If the Church does not protect its youth from the spiritual, moral,
psychological, emotional and physical destruction of being forced to
kill unjustly – in other words, being forced to commit murder
– who will protect them? What is left of the just-war Catholic
adolescent’s conscience, soul, psyche, emotional structure, etc.,
if he or she is forced into the situation of being legally ordered to
kill another human being (whose killing the Catholic boy or girl believes
to be unjust) when such a Catholic boy or girl has no legal recourse
by which to say no? Prison, or desertion, or fleeing to another country,
or martyrdom, etc., are, of course, options. In fact, they are the only
options presently available under U.S. law for Catholic youth who have
been formed in and have accepted Catholic just-war theory as a standard
of conscience.
Catholic spiritual and pastoral leaders in the United States owe the
Catholic youth of the United States a selective conscientious objector
law, and we owe it to them now. Whatever resources and whatever strategies
are needed to see that such a law comes into existence should be expended
and implemented without hesitation and without reserve. All this is
said not as a political rallying cry for a selective conscientious objection
law. It is said as a cry of the heart on behalf of young Catholic men
and women who in the future are going to be entrapped in the wickedness
and snares of governmental homicidal violence because they “saw
no other choice.” Genuine pastoral concern and care for the young
people in our Catholic Church demands not leading them into the ordeal
of having to choose between murder and martyrdom.

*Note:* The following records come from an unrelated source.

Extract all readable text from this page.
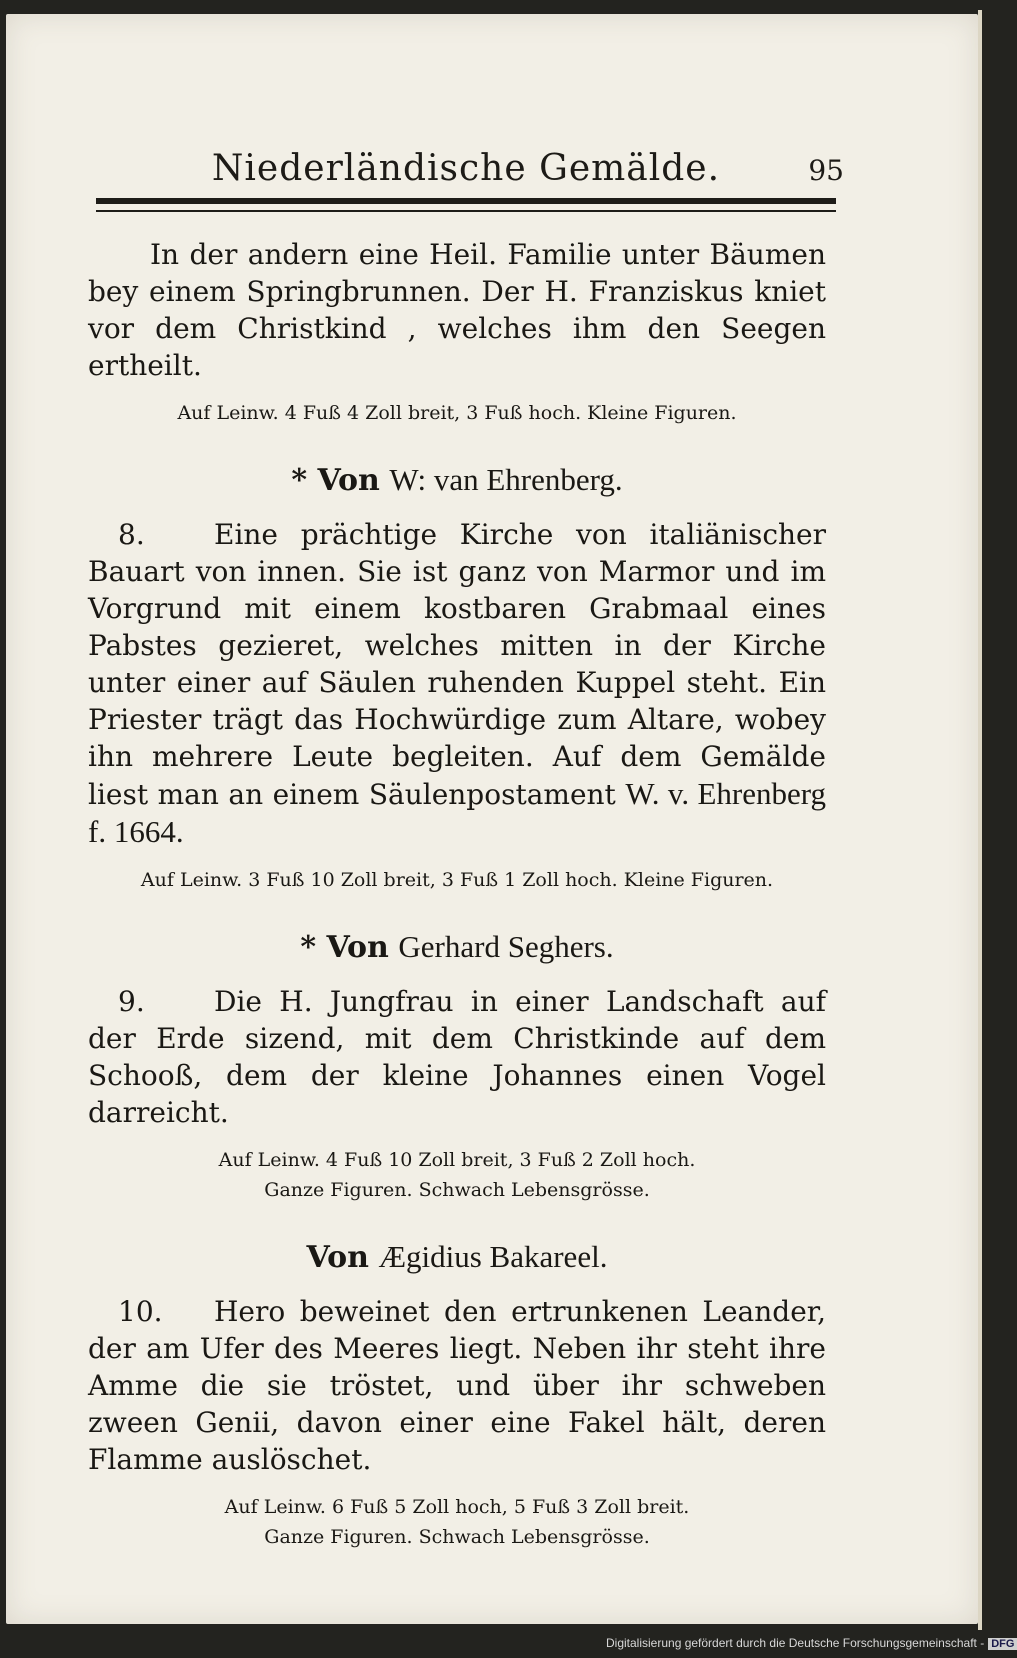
Niederländische Gemälde.	95

In der andern eine Heil. Familie unter Bäumen bey einem Springbrunnen. Der H. Franziskus kniet vor dem Christkind , welches ihm den Seegen ertheilt.

Auf Leinw. 4 Fuß 4 Zoll breit, 3 Fuß hoch. Kleine Figuren.

* Von W: van Ehrenberg.

8. Eine prächtige Kirche von italiänischer Bauart von innen. Sie ist ganz von Marmor und im Vorgrund mit einem kostbaren Grabmaal eines Pabstes gezieret, welches mitten in der Kirche unter einer auf Säulen ruhenden Kuppel steht. Ein Priester trägt das Hochwürdige zum Altare, wobey ihn mehrere Leute begleiten. Auf dem Gemälde liest man an einem Säulenpostament W. v. Ehrenberg f. 1664.

Auf Leinw. 3 Fuß 10 Zoll breit, 3 Fuß 1 Zoll hoch. Kleine Figuren.

* Von Gerhard Seghers.

9. Die H. Jungfrau in einer Landschaft auf der Erde sizend, mit dem Christkinde auf dem Schooß, dem der kleine Johannes einen Vogel darreicht.

Auf Leinw. 4 Fuß 10 Zoll breit, 3 Fuß 2 Zoll hoch.
Ganze Figuren. Schwach Lebensgrösse.

Von Ægidius Bakareel.

10. Hero beweinet den ertrunkenen Leander, der am Ufer des Meeres liegt. Neben ihr steht ihre Amme die sie tröstet, und über ihr schweben zween Genii, davon einer eine Fakel hält, deren Flamme auslöschet.

Auf Leinw. 6 Fuß 5 Zoll hoch, 5 Fuß 3 Zoll breit.
Ganze Figuren. Schwach Lebensgrösse.

Digitalisierung gefördert durch die Deutsche Forschungsgemeinschaft - DFG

Finally, it must be noted that if the United States Catholic Bishops
accepted the nation-state as the final arbiter for the Catholic for
the morality or immorality of a war, we never would have asked in years
past for the inclusion of a selective conscientious objection provision
in the selective service law. Again, to present Catholic moral theology
as if it accepted Decatur’s position as a moral absolute; to present
Catholic moral theology as if the state made the final decision for
the Catholic about what is moral, what is Holy, what is the way of sanctity,
what is the way to eternal life, is to present blatant falsehood as
truth. Presenting blatant falsehood as truth is currently the modus
operandi in many secular circles, but the Catholic Church and its
leadership must not allow it to become, by osmosis, the modus operandi
of our faith. It is as if some Catholics simply do not want to comprehend
intellectually nor integrate morally the witness of Franz Jaegerstaetter
in World War II. But, whether his legalized martyrdom at the hands of
a state that insisted it be the final judge of right and wrong, of good
and evil, is made visible or downplayed by design, Jaegerstaetter’s
life and death will forever stand in eternal opposition, indeed in eternal
hostility to “my country right or wrong” as a moral principle
in the Catholic Church.
I will close with a quotation from Dostoevsky, “At some thoughts
one stands perplexed, especially at the sight of men’s sin, and
wonders whether one should use force or humble love. Always decide to
use humble love. If you resolve on that once for all, you may subdue
the whole world. Loving humility is a mighty force, the strongest of
all things. There is nothing else like it.”
I submit that humble love can also prevail in a world grown sick,
but not sick enough, of fighting, and in a Church grown old through
its fear, its infidelity, and its mediocrity!